Pardon au grand Milan Kundera pour cet emprunt hasardeux, mais c'est la première chose qui m'est venue à l'esprit après notre départ, le cœur en lambeaux, du village de Ouassiaa dans la délégation de Sbeïtla, gouvernorat de Kasserine, autre fief de la Révolution de la dignité tunisienne. Rien ne nous a préparés à cette tragédie quotidienne à laquelle semble être condamnés ces êtres, ces Tunisiens comme vous et moi, dont le seul tort aura été d'être nés au mauvais endroit. Après le délit de faciès, existe-t-il un nouveau délit de naissance ?
On a beau voir des reportages sur la situation chaotique de certains concitoyens, la réalité dépasse toutes les images crues vues jusque-là. Dès qu'on quitte la route bitumeuse pour s'engouffrer dans la piste —chemin arabe— comme on se plait à décrire ces chemins sinueux, abîmés, plein de nids de poule traversant notre pays, on a l'impression d'avoir fait un saut dans une dimension parallèle où la simple notion d'une vie décente disparaît. A mesure qu'on avance, un simulacre de vie prend place où les plus insignifiantes choses de la vie quotidienne deviennent un inaccessible espoir. C'est confirmé, on vient de franchir la porte de la misère; bienvenue à misère land.

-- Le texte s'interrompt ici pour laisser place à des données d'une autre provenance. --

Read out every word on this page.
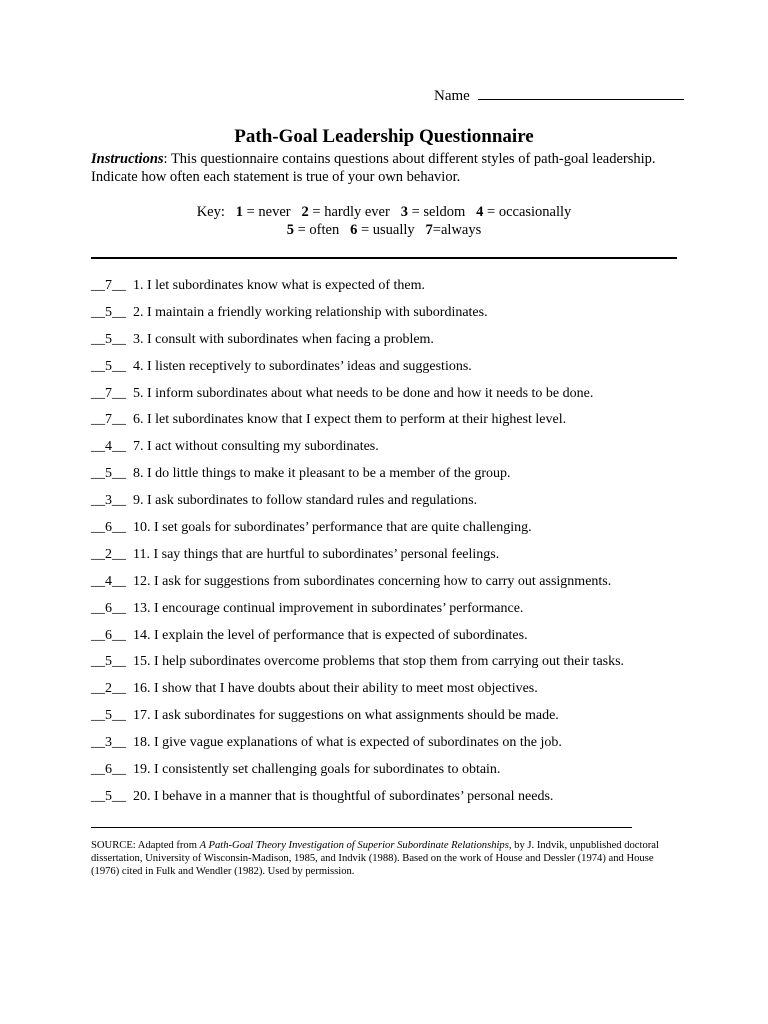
Name
Path-Goal Leadership Questionnaire
Instructions: This questionnaire contains questions about different styles of path-goal leadership. Indicate how often each statement is true of your own behavior.
Key:   1 = never   2 = hardly ever   3 = seldom   4 = occasionally
5 = often   6 = usually   7=always
__7__ 1. I let subordinates know what is expected of them.
__5__ 2. I maintain a friendly working relationship with subordinates.
__5__ 3. I consult with subordinates when facing a problem.
__5__ 4. I listen receptively to subordinates’ ideas and suggestions.
__7__ 5. I inform subordinates about what needs to be done and how it needs to be done.
__7__ 6. I let subordinates know that I expect them to perform at their highest level.
__4__ 7. I act without consulting my subordinates.
__5__ 8. I do little things to make it pleasant to be a member of the group.
__3__ 9. I ask subordinates to follow standard rules and regulations.
__6__ 10. I set goals for subordinates’ performance that are quite challenging.
__2__ 11. I say things that are hurtful to subordinates’ personal feelings.
__4__ 12. I ask for suggestions from subordinates concerning how to carry out assignments.
__6__ 13. I encourage continual improvement in subordinates’ performance.
__6__ 14. I explain the level of performance that is expected of subordinates.
__5__ 15. I help subordinates overcome problems that stop them from carrying out their tasks.
__2__ 16. I show that I have doubts about their ability to meet most objectives.
__5__ 17. I ask subordinates for suggestions on what assignments should be made.
__3__ 18. I give vague explanations of what is expected of subordinates on the job.
__6__ 19. I consistently set challenging goals for subordinates to obtain.
__5__ 20. I behave in a manner that is thoughtful of subordinates’ personal needs.
SOURCE: Adapted from A Path-Goal Theory Investigation of Superior Subordinate Relationships, by J. Indvik, unpublished doctoral dissertation, University of Wisconsin-Madison, 1985, and Indvik (1988). Based on the work of House and Dessler (1974) and House (1976) cited in Fulk and Wendler (1982). Used by permission.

La première chose qu'on reçoit plein la gueule c'est cette terre aride, stérile où rien ne semble vouloir pousser si ce n'est la cellulose ou la figue de barbarie ; comme si la misère quotidienne ne suffisait pas, le seul fruit qui daigne pousser ici est un fruit plein d'épines. Au bout de ce chemin bordé de haies épineuses, nous voilà dans le hameau d'Ouassiaa, village médiéval sorti de nulle part. Des maisons, que dis-je, des habitations délabrées; et le fait qu'elles tiennent encore debout est un miracle en soi. Pauvreté, pollution, misère, maladie, infirmités, handicap et analphabétisme font tous une escale ici et ne sont pas prêts de repartir. Et pour ne pas arranger les choses, une surnatalité galopante, issue de mariages consanguins, engendrant encore plus de misère et de bouches à nourrir. Le seul trophée que les hommes d'ici peuvent exhiber étant le nombre d'enfants qu'ils invitent à partager cette misère.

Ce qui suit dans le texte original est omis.